Gross revenue for the quarter ended 31 December declined 2.7 percent on-year to S$51.0 million, it said in a filing to SGX after the market close on Tuesday.
The distribution per unit was 1.13 Singapore cents, down 3.4 percent from 1.17 Singapore cents in the year-ago quarter, the filing said.
Daiwa had forecast net property income of S$41.2 million on revenue of S$53.1 million, with a DPU of 1.16 Singapore cents.
The REIT said it retained around S$500,000 of distributable income for working capital needs, which impacted DPU.

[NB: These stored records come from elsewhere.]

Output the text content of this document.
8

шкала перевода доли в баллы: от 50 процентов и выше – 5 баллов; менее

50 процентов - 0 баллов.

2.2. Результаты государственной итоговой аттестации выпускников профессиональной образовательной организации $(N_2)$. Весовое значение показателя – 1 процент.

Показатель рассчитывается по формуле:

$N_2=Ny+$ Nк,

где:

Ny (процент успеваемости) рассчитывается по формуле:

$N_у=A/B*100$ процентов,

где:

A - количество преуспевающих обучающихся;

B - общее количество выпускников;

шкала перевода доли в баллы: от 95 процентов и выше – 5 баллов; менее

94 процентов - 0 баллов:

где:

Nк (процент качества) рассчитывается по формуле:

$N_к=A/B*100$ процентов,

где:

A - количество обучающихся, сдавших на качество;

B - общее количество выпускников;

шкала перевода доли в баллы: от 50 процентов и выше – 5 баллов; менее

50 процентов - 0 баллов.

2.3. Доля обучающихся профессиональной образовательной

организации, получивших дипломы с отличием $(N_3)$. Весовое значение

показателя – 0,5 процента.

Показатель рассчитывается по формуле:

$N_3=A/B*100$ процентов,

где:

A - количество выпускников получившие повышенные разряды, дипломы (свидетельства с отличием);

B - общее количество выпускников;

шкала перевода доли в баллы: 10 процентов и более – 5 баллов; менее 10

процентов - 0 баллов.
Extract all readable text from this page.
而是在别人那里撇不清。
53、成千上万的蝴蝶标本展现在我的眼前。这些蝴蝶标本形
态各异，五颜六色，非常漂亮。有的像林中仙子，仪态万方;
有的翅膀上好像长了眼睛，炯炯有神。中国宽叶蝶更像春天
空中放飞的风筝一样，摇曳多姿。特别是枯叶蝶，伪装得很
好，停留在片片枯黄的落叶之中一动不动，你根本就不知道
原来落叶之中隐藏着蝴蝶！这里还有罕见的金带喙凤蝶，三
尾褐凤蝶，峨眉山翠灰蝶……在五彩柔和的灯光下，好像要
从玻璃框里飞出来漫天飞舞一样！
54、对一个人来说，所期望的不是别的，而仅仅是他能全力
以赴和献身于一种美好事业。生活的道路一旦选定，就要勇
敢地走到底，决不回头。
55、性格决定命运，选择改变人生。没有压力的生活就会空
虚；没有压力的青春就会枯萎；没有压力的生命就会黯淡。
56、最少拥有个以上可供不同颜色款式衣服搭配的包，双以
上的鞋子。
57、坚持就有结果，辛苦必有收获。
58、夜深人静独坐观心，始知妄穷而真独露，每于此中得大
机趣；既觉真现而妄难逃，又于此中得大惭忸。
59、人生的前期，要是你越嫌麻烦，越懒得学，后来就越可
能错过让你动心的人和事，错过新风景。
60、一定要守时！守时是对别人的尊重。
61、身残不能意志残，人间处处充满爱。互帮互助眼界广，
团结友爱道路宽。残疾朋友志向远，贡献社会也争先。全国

Overall occupancy of the portfolio improved to 96.6 percent as of 31 December as the Myer Centre Adelaide office property saw a doubling of occupancy to 74.8 percent after obtaining a new anchor tenant, it said. The Singapore office portfolio’s committed occupancy rose to 93.6 percent at end-December, from 89.4 percent a year earlier, it said.
The Singapore retail occupancy was 99.2 percent at end-December despite intense competition, retail-space oversupply and soft consumer sentiment, it said.
For the fiscal first half, Starhill Global REIT reported net property income of S$79.9 million, down 2.3 percent on-year, on gross revenue of S$103.1 million, down 2.3 percent on-year. DPU for the six-month period was 2.28 Singapore cents, down 3.8 percent from 2.37 Singapore cents in the year-ago period, it said.
In the outlook, Francis Yeoh, chairman of YTL Starhill Global, the REIT manager, pointed to concerns over a “challenging” macro economic outlook.
Yeoh added that the REIT was looking at ways to “reinvigorate” the Starhill Gallery property in Kuala Lumpur following the completion of a new MRT station in the area.
Starhill Global REIT’s portfolio has 10 properties across Singapore, Australia, Malaysia, China and Japan.